Before the youngest oaks had thickened, he discovered that if he held each toy soldier to his heart, it would come to life, or at least enter a state which appeared alive to its maker. I wish you could have seen those black many-legged things fighting, falling back before this or that steel officer as if some horseheaded demon were sweeping them away! To the Trench Ghost it was a particular treat to watch that enemy general, the puppet of flat black plates, swinging up its jointed, sharp-edged iron arm, like the legs of a machine-gun tripod. To oppose that entity and assist the cause of good, he now constructed another grinning verdigrised monster with splayed frog-legs; it could leap and bite most desperately, and its cheeks were sharper than scalpels. For an expression the Trench Ghost awarded it whatever he had seen in the eyes of that grey skull beneath the slab from 1915. After that he fashioned springtailed dragon soldiers, gendarmes whose helmets he roweled like cowboy spurs, beetle-browed metal infantry, shock troops who could roll forward on wheeled leaden plinths, brass corporals whose jaws happened to dwell in their chests, tapering-headed sappers no wider than Maxim cartridges, executioner queens whose skirts rushed open like skeletal umbrellas just before they worried enemies in half with their sawtoothed thighs, caterpillar-legged Alpine troops. The enemy general, of course, was the most impressively malevolent of all these toys. With each match he became more ferocious,
and in this the other soldiers followed him. At first they used to knock each other down with clattering little scissors-kicks, or hurl each other waist-high against the concrete walls; by and by they learned the arts of charging, smashing and dismembering. Whenever a battle was concluded, there rose up in that dark and mucky tunnel a faint hissing or whistling or crackling. The victorious troops were cheering! Then, when the Trench Ghost flew over his miniature battlefield, breathing gusts of fog down upon their broken parts, they clanged back together again, ready for the next war.
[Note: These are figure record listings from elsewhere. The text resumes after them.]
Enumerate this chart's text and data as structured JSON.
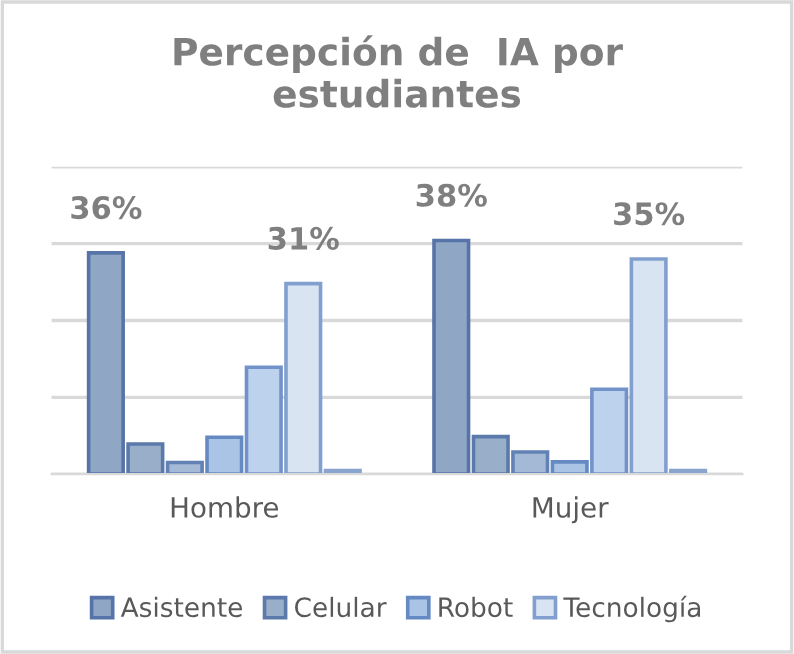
{
  "chart_data": {
    "type": "bar",
    "title": "Percepción de  IA por\nestudiantes",
    "grid": "y",
    "legend": "bottom",
    "tick_labels": "x",
    "ylim": [
      0,
      50
    ],
    "yticks": [
      {
        "value": 0,
        "label": null
      },
      {
        "value": 12.5,
        "label": null
      },
      {
        "value": 25,
        "label": null
      },
      {
        "value": 37.5,
        "label": null
      },
      {
        "value": 50,
        "label": null
      }
    ],
    "categories": [
      "Hombre",
      "Mujer"
    ],
    "series": [
      {
        "name": "Asistente",
        "color": "#8fa6c4",
        "values": [
          36,
          38
        ],
        "value_labels": [
          "36%",
          "38%"
        ]
      },
      {
        "name": "Celular",
        "color": "#98aec9",
        "values": [
          4.9,
          6.1
        ]
      },
      {
        "color": "#a3b9d6",
        "values": [
          1.9,
          3.6
        ]
      },
      {
        "name": "Robot",
        "color": "#a9c4e4",
        "values": [
          6,
          2
        ]
      },
      {
        "color": "#bdd2ec",
        "values": [
          17.4,
          13.8
        ]
      },
      {
        "name": "Tecnología",
        "color": "#d9e4f3",
        "values": [
          31,
          35
        ],
        "value_labels": [
          "31%",
          "35%"
        ]
      },
      {
        "color": "#e3eaf3",
        "values": [
          0.6,
          0.6
        ]
      }
    ]
  }
}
Only the Venus-crowned hairpin refused to live. He attempted different exhalations and even foggy whispers, but could not reach her. Hence he fashioned a new steel lieutenant-general in her place. Not knowing why he did so, he pierced the Venus deep inside himself, until her face barely protruded from between his ribs. He swiveled her around in his heart so that she was always looking up at him. After that he felt a sensation of tenderness, as if he were a mother suckling her baby.
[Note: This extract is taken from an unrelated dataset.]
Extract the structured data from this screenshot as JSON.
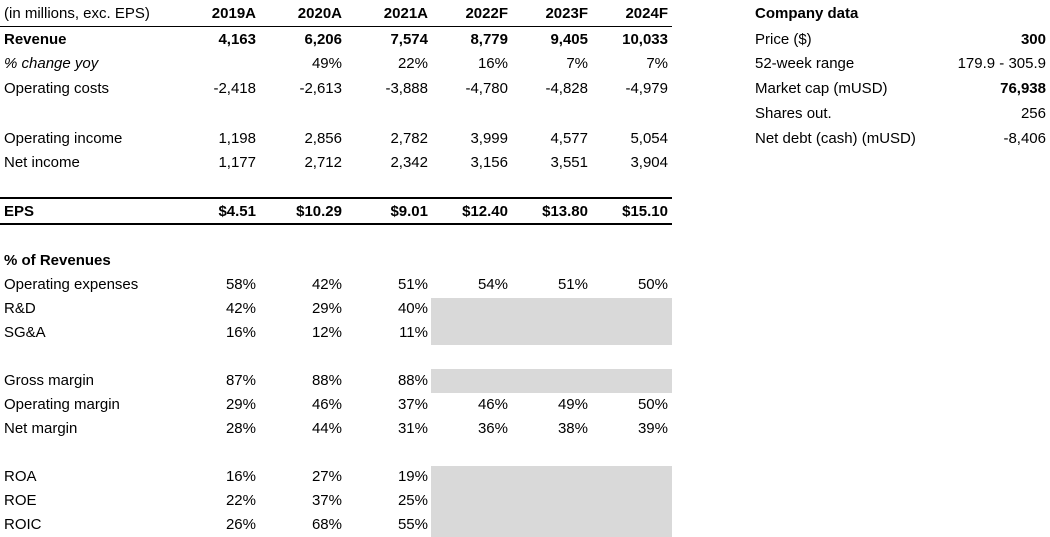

By now he felt, as most of us do, that he ruled his own doom; hence the future would be ever grander. And in this optimistic spirit the Trench Ghost taught the enemy general the art of the phalanx. All the troops already knew trench warfare. And they dug in, scrabbling grooves into the concrete with their bladed hands. Soon they began to make their own weapons.

Carrying the enemy general down under the concrete, the Trench Ghost showed him an unexploded cylinder of mustard gas. The little creature understood, and grinned with all his teeth.

3

His troops could not yet travel to mine their raw materials, so he brought them whatever they wished; in Redipuglia there is plenty of everything. He was beneficent; he built them a tiny smelter and a machine shop the size of a cigarette carton; they played fairly, and took turns, while the Trench Ghost reinspected that old memory he had of almost seeing a waving white curtain going blue in late summer Adriatic light. This picture did not lead to anything. By now the two lines were launching tiny projectiles at each other. Their bombs were no larger than matchheads, but that sufficed to blow up those brave little fellows. They screamed or
buzzed when they were struck, and cheered when they did the striking. Their machine guns stridulated as sweetly as crickets; and when they rushed out of their hand-grooved trenchlets in hopes of seizing each other's positions, their fierce-shining gazes were as pleasant to the Trench Ghost as I myself find the yellow-pupilled compound eyes of the pink hydrangeas in Trieste.